Cuando te cepillas los dientes no sólo estás cuidando tu sonrisa, estás generando un escudo contra múltiples enfermedades en todo el cuerpo.

En nuestra boca habitan bacterias de forma natural. Si les dejamos restos de comida (especialmente azúcares y harinas), se multiplican rápidamente y producen ácidos que dañan la estructura dental, generando caries y enfermedades en las encías.

Pero el impacto no termina ahí: estas bacterias pueden pasar al torrente sanguíneo y afectar órganos vitales como el corazón, los riñones o el cerebro. Por eso, en CEM hacemos tanto hincapié en la prevención. ¡Cuidar tu cuerpo empieza por tu boca!
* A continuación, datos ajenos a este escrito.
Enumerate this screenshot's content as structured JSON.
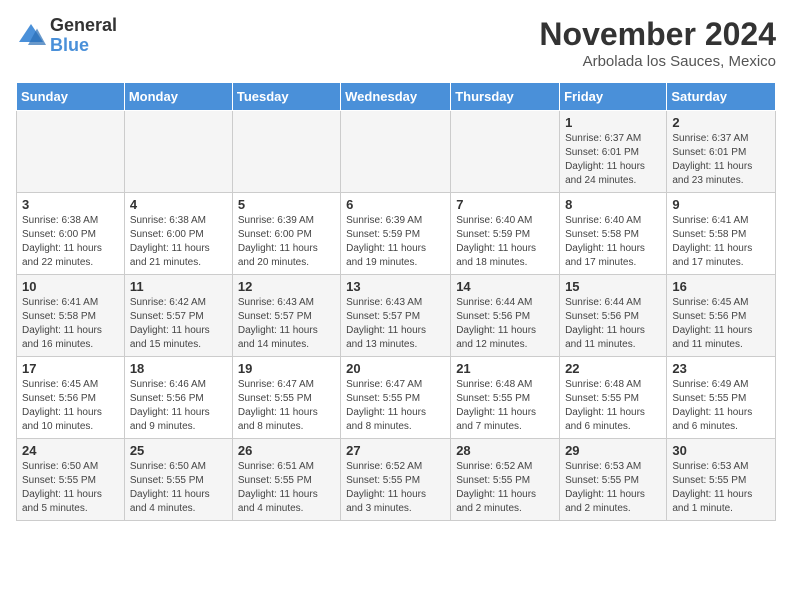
{
  "header": {
    "logo_general": "General",
    "logo_blue": "Blue",
    "month_title": "November 2024",
    "location": "Arbolada los Sauces, Mexico"
  },
  "calendar": {
    "days_of_week": [
      "Sunday",
      "Monday",
      "Tuesday",
      "Wednesday",
      "Thursday",
      "Friday",
      "Saturday"
    ],
    "weeks": [
      [
        {
          "day": "",
          "info": ""
        },
        {
          "day": "",
          "info": ""
        },
        {
          "day": "",
          "info": ""
        },
        {
          "day": "",
          "info": ""
        },
        {
          "day": "",
          "info": ""
        },
        {
          "day": "1",
          "info": "Sunrise: 6:37 AM\nSunset: 6:01 PM\nDaylight: 11 hours and 24 minutes."
        },
        {
          "day": "2",
          "info": "Sunrise: 6:37 AM\nSunset: 6:01 PM\nDaylight: 11 hours and 23 minutes."
        }
      ],
      [
        {
          "day": "3",
          "info": "Sunrise: 6:38 AM\nSunset: 6:00 PM\nDaylight: 11 hours and 22 minutes."
        },
        {
          "day": "4",
          "info": "Sunrise: 6:38 AM\nSunset: 6:00 PM\nDaylight: 11 hours and 21 minutes."
        },
        {
          "day": "5",
          "info": "Sunrise: 6:39 AM\nSunset: 6:00 PM\nDaylight: 11 hours and 20 minutes."
        },
        {
          "day": "6",
          "info": "Sunrise: 6:39 AM\nSunset: 5:59 PM\nDaylight: 11 hours and 19 minutes."
        },
        {
          "day": "7",
          "info": "Sunrise: 6:40 AM\nSunset: 5:59 PM\nDaylight: 11 hours and 18 minutes."
        },
        {
          "day": "8",
          "info": "Sunrise: 6:40 AM\nSunset: 5:58 PM\nDaylight: 11 hours and 17 minutes."
        },
        {
          "day": "9",
          "info": "Sunrise: 6:41 AM\nSunset: 5:58 PM\nDaylight: 11 hours and 17 minutes."
        }
      ],
      [
        {
          "day": "10",
          "info": "Sunrise: 6:41 AM\nSunset: 5:58 PM\nDaylight: 11 hours and 16 minutes."
        },
        {
          "day": "11",
          "info": "Sunrise: 6:42 AM\nSunset: 5:57 PM\nDaylight: 11 hours and 15 minutes."
        },
        {
          "day": "12",
          "info": "Sunrise: 6:43 AM\nSunset: 5:57 PM\nDaylight: 11 hours and 14 minutes."
        },
        {
          "day": "13",
          "info": "Sunrise: 6:43 AM\nSunset: 5:57 PM\nDaylight: 11 hours and 13 minutes."
        },
        {
          "day": "14",
          "info": "Sunrise: 6:44 AM\nSunset: 5:56 PM\nDaylight: 11 hours and 12 minutes."
        },
        {
          "day": "15",
          "info": "Sunrise: 6:44 AM\nSunset: 5:56 PM\nDaylight: 11 hours and 11 minutes."
        },
        {
          "day": "16",
          "info": "Sunrise: 6:45 AM\nSunset: 5:56 PM\nDaylight: 11 hours and 11 minutes."
        }
      ],
      [
        {
          "day": "17",
          "info": "Sunrise: 6:45 AM\nSunset: 5:56 PM\nDaylight: 11 hours and 10 minutes."
        },
        {
          "day": "18",
          "info": "Sunrise: 6:46 AM\nSunset: 5:56 PM\nDaylight: 11 hours and 9 minutes."
        },
        {
          "day": "19",
          "info": "Sunrise: 6:47 AM\nSunset: 5:55 PM\nDaylight: 11 hours and 8 minutes."
        },
        {
          "day": "20",
          "info": "Sunrise: 6:47 AM\nSunset: 5:55 PM\nDaylight: 11 hours and 8 minutes."
        },
        {
          "day": "21",
          "info": "Sunrise: 6:48 AM\nSunset: 5:55 PM\nDaylight: 11 hours and 7 minutes."
        },
        {
          "day": "22",
          "info": "Sunrise: 6:48 AM\nSunset: 5:55 PM\nDaylight: 11 hours and 6 minutes."
        },
        {
          "day": "23",
          "info": "Sunrise: 6:49 AM\nSunset: 5:55 PM\nDaylight: 11 hours and 6 minutes."
        }
      ],
      [
        {
          "day": "24",
          "info": "Sunrise: 6:50 AM\nSunset: 5:55 PM\nDaylight: 11 hours and 5 minutes."
        },
        {
          "day": "25",
          "info": "Sunrise: 6:50 AM\nSunset: 5:55 PM\nDaylight: 11 hours and 4 minutes."
        },
        {
          "day": "26",
          "info": "Sunrise: 6:51 AM\nSunset: 5:55 PM\nDaylight: 11 hours and 4 minutes."
        },
        {
          "day": "27",
          "info": "Sunrise: 6:52 AM\nSunset: 5:55 PM\nDaylight: 11 hours and 3 minutes."
        },
        {
          "day": "28",
          "info": "Sunrise: 6:52 AM\nSunset: 5:55 PM\nDaylight: 11 hours and 2 minutes."
        },
        {
          "day": "29",
          "info": "Sunrise: 6:53 AM\nSunset: 5:55 PM\nDaylight: 11 hours and 2 minutes."
        },
        {
          "day": "30",
          "info": "Sunrise: 6:53 AM\nSunset: 5:55 PM\nDaylight: 11 hours and 1 minute."
        }
      ]
    ]
  }
}
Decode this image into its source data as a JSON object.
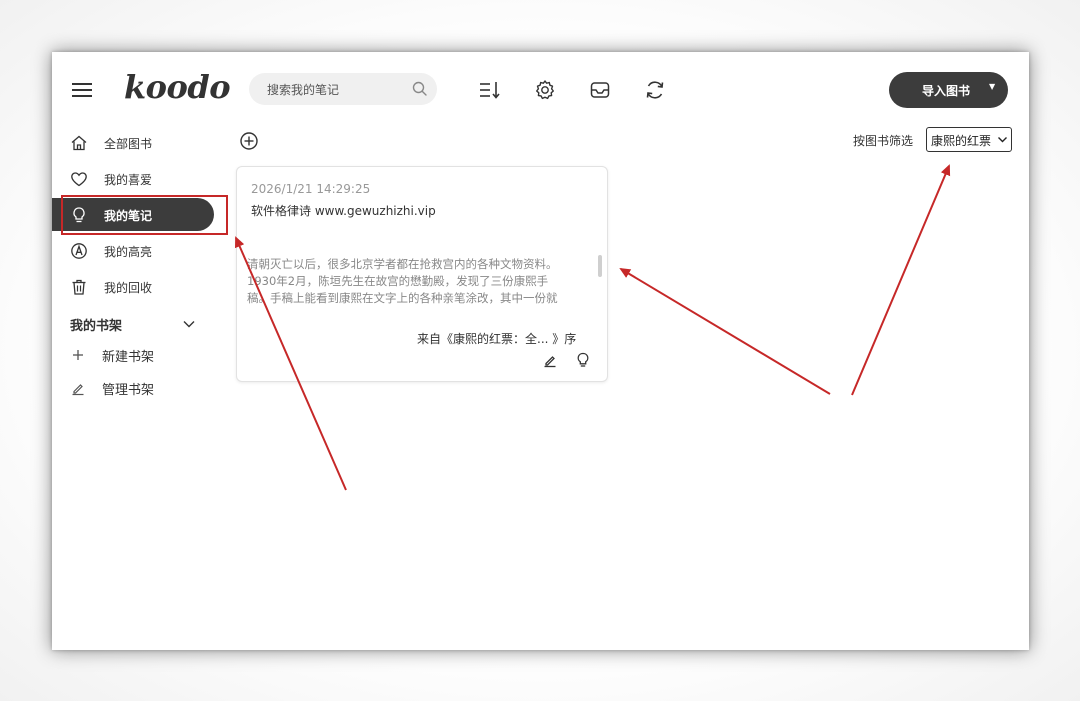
{
  "app": {
    "logo": "koodo",
    "search": {
      "placeholder": "搜索我的笔记"
    },
    "import_button": {
      "label": "导入图书"
    }
  },
  "sidebar": {
    "items": [
      {
        "label": "全部图书",
        "icon": "home-icon"
      },
      {
        "label": "我的喜爱",
        "icon": "heart-icon"
      },
      {
        "label": "我的笔记",
        "icon": "lightbulb-icon",
        "active": true
      },
      {
        "label": "我的高亮",
        "icon": "highlighter-icon"
      },
      {
        "label": "我的回收",
        "icon": "trash-icon"
      }
    ],
    "shelf_title": "我的书架",
    "shelf_actions": [
      {
        "label": "新建书架",
        "icon": "plus-icon"
      },
      {
        "label": "管理书架",
        "icon": "pencil-icon"
      }
    ]
  },
  "content": {
    "filter_label": "按图书筛选",
    "filter_value": "康熙的红票",
    "note": {
      "date": "2026/1/21 14:29:25",
      "title": "软件格律诗 www.gewuzhizhi.vip",
      "text_lines": [
        "清朝灭亡以后，很多北京学者都在抢救宫内的各种文物资料。",
        "1930年2月，陈垣先生在故宫的懋勤殿，发现了三份康熙手",
        "稿。手稿上能看到康熙在文字上的各种亲笔涂改，其中一份就"
      ],
      "source": "来自《康熙的红票：全...  》序"
    }
  },
  "colors": {
    "accent_dark": "#3c3c3c",
    "annotation_red": "#c62828"
  }
}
La técnica correcta (¡Mirá el video!)

Para que tu rutina sea realmente efectiva, tené en cuenta estas 5 claves fundamentales:

  • 1

    El cepillo ideal: Elegí siempre cabezal chico y cerdas suaves.

  • 2
    La medida justa: Con poca cantidad de pasta dental alcanza (el tamaño de una arveja). Podés usar la que prefieras, salvo indicación de tu odontólogo.
  • 3

    Técnica correcta: Incliná el cepillo a 45 grados hacia la encía. Cepillate frente a un espejo y realizá movimientos horizontales cortos para limpiar minuciosamente todas las caras del diente.

  • 4

    El hilo dental: El cepillo no llega a todos lados. Sumá siempre el hilo dental o los cepillos interdentales.

  • 5
    La frecuencia perfecta: Cepillate unos 10 minutos después de cada comida, dándole tiempo a la saliva para actuar. Hacelo después de desayunar, almorzar y recordá: el cepillado antes de dormir es innegociable.